G.G. : Il fenomeno del brigantaggio interessò ad ampio raggio tutto il Mezzogiorno d’Italia e credo che il discorso meriterebbe di essere affrontato delicatamente perché molto controverso sia a livello psicologico che storico; forse il primo nome che mi viene in mente è quello di Domenico Fuoco, nato nel 1837 a San Pietro Infine. Dei tanti briganti post-unitari può essere considerato il più scaltro, il più inafferrabile ma anche il più spietato, sulla sua testa furono poste taglie anche molto elevate e di lui raccontano per primi i suoi fratelli, descrivendolo già da bambino, impulsivo e autoritario.
P.B. : In “La Leggenda del Lupino”, chi è il protagonista? Come mai hai scelto di cantare la sua storia?
G.G. : “La Leggenda del Lupino” narra delle peripezie vissute da Maria per fuggire dai giudei che per ordine del re Erode avrebbero dovuto uccidere Gesù. La Madonna, nella fuga, chiede aiuto ad una pianta appunto di lupini, pregandola di aprirsi e nascondere il bambino. La pianta non solo rifiutò ma fece ancora più rumore con le sue foglie. Negando l’aiuto al figlio di Dio, per opera divina la pianta fu condannata a far crescere i suoi frutti sempre più amari. Continua il viaggio di madre e figlio e stavolta Maria chiede aiuto ad un pino che accoglie il neonato nascondendolo e salvandolo dal massacro, proprio per questo il pino divenne una pianta profumata. Questa storia è un dolce racconto di come Cristo abbia potuto salvarsi grazie all’aiuto della natura e credo sia un messaggio di solidarietà da leggere tra le righe.

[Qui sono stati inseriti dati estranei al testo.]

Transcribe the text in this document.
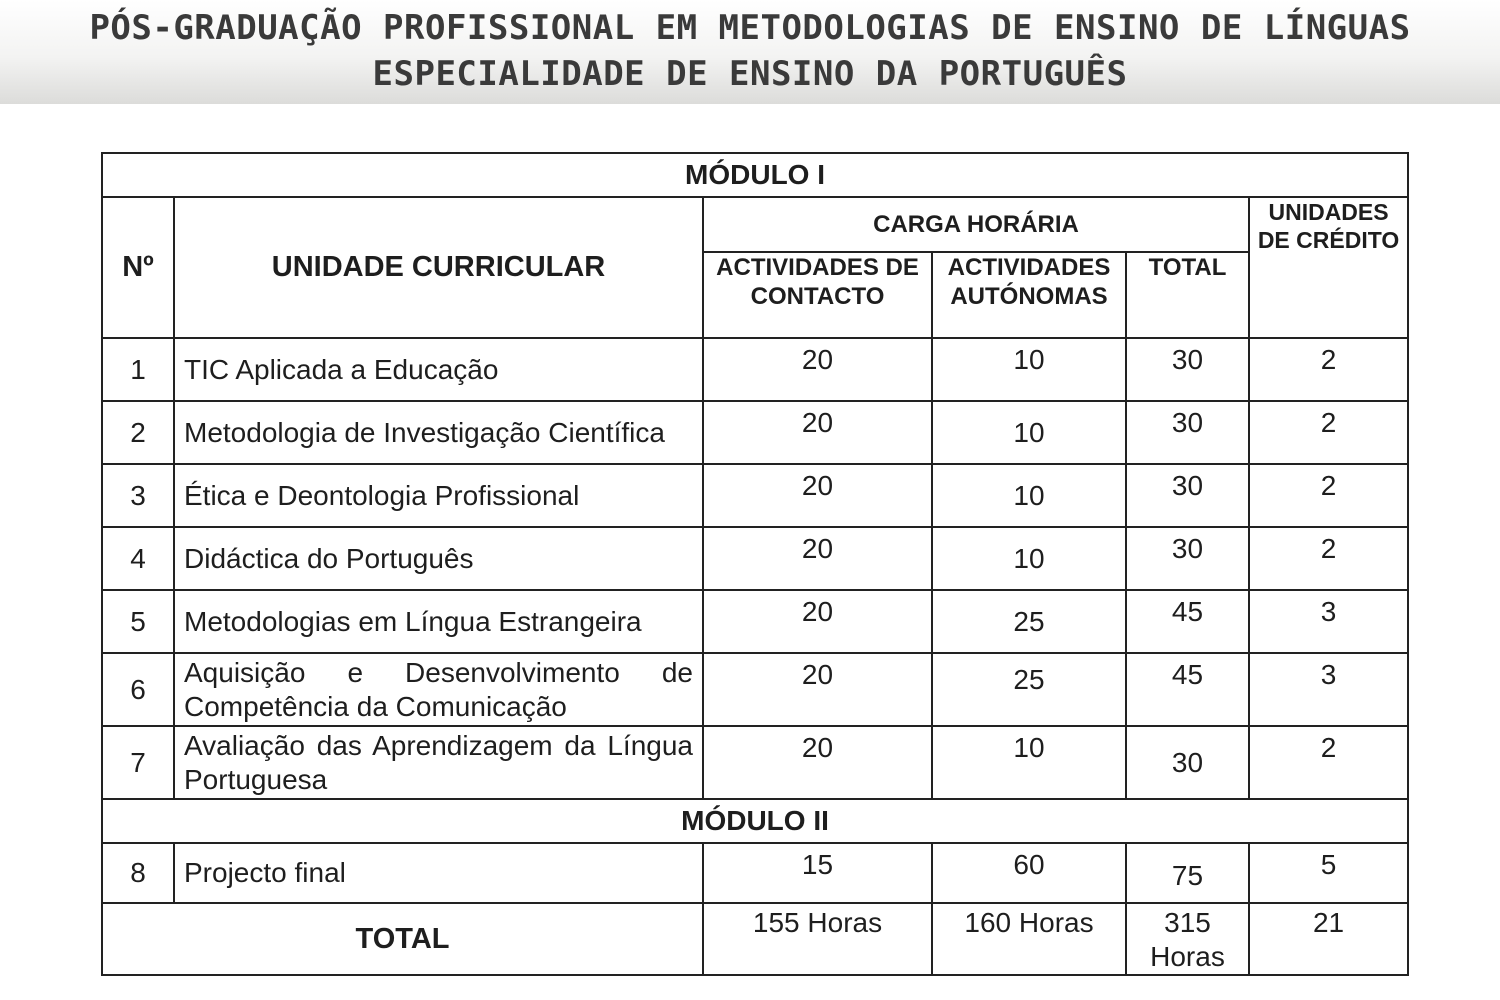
PÓS-GRADUAÇÃO PROFISSIONAL EM METODOLOGIAS DE ENSINO DE LÍNGUAS
ESPECIALIDADE DE ENSINO DA PORTUGUÊS
MÓDULO I					
Nº	UNIDADE CURRICULAR	CARGA HORÁRIA			UNIDADES DE CRÉDITO
		ACTIVIDADES DE CONTACTO	ACTIVIDADES AUTÓNOMAS	TOTAL	
1	TIC Aplicada a Educação	20	10	30	2
2	Metodologia de Investigação Científica	20	10	30	2
3	Ética e Deontologia Profissional	20	10	30	2
4	Didáctica do Português	20	10	30	2
5	Metodologias em Língua Estrangeira	20	25	45	3
6	Aquisição e Desenvolvimento de Competência da Comunicação	20	25	45	3
7	Avaliação das Aprendizagem da Língua Portuguesa	20	10	30	2
MÓDULO II					
8	Projecto final	15	60	75	5
TOTAL		155 Horas	160 Horas	315 Horas	21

P.B. : Dopo la l’organetto, quale strumento ti dà più soddisfazioni?
G.G. : Sicuramente come strumento musicale “La Zampogna”, questo strumento eccezionale mi ha fin da subito affascinato e subito ho voluto averla ed impararla a suonare.

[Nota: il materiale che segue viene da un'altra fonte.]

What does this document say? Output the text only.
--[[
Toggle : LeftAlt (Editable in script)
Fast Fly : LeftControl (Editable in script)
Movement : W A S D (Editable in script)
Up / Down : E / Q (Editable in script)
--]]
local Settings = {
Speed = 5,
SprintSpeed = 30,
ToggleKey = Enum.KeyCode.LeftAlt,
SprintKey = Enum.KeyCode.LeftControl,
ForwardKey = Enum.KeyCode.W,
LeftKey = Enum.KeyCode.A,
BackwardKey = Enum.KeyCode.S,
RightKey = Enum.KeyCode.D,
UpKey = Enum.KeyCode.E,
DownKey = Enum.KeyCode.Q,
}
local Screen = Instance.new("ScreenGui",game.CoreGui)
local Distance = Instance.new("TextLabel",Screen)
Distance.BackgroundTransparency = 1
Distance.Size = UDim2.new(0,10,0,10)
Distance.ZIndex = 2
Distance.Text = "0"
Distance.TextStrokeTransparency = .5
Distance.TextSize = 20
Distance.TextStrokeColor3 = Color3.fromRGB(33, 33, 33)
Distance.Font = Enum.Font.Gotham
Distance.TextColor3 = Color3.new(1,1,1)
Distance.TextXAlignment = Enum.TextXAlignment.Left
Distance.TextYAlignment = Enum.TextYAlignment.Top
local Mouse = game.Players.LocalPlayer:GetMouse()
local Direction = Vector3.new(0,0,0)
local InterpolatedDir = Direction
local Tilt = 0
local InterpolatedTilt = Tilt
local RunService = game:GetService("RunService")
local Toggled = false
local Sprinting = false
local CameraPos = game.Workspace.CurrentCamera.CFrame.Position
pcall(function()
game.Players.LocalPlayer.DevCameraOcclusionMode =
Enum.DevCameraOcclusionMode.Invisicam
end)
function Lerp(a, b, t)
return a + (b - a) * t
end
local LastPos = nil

P.B. : Nel disco la violista Lucia Cremonesi ha un aproccio spesso decisivo per la riuscita di molte canzoni del tuo disco Melodeonia, il violino e l’organetto (e più in generale, la fisarmonica) tracciano storie antiche nel folk di moltissimi paesi, secondo te, come mai?
G.G. : Il violino è uno degli strumenti melodici e virtuosi per eccellenza, versatile grazie alle innumerevoli potenzialità a livello di sonorità, ritmo e tonalità, adattabile a qualsiasi tipo di musica, in grado di ricoprire un ruolo solistico e costruire trame musicali, complesse o più semplici, con gli altri strumenti. Uno di questi è proprio l’organetto, capace di creare armonie e melodie allo stesso tempo e dunque ottimo compagno di viaggio del violino. La novità che credo di aver inserito nel mio lavoro discografico però è quella di aver utilizzato pochissimo il violino e molto la viola, strumento praticamente quasi inutilizzato nella musica popolare, con una sonorità più profonda e interessante, vicinissima a quella della voce umana e forse con un velo di malinconia in più.
P.B. : La Cociaria, terra antica, quali sono i posti che consiglieresti ai lettori di visitare?
G.G. : La Ciociaria è una terra piena di cultura e importantissima sotto il punto di vista artistico. A Casamari per esempio abbiamo una delle maggiori testimonianze dello stile cistercense, la famosissima Abbazia di Casamari, perfettamente conservata, un monumento a cui teniamo moltissimo; Anagni è un altro centro culturale focale, con il famoso pavimento cosmatesco all’interno della Cattedrale, o la cripta dove è conservato un importantissimo ciclo di affreschi. Come non citare L’Abbazia di Montecassino, più volte ricostruita a causa di varie sciagure ma ancora in grado di raccontare, come un vero e proprio libro di storia dell’arte le varie fasi della sua esistenza. Abbiamo inoltre centri storici annoverati tra “i borghi più belli d’Italia” come Boville Ernica e San Donato Val Comino, paesi-gioiello della nostra zona, e infine una vera rarità, la cascata situata proprio all’interno della cittadina di Isola del Liri, una suggestiva e romantica attrazione!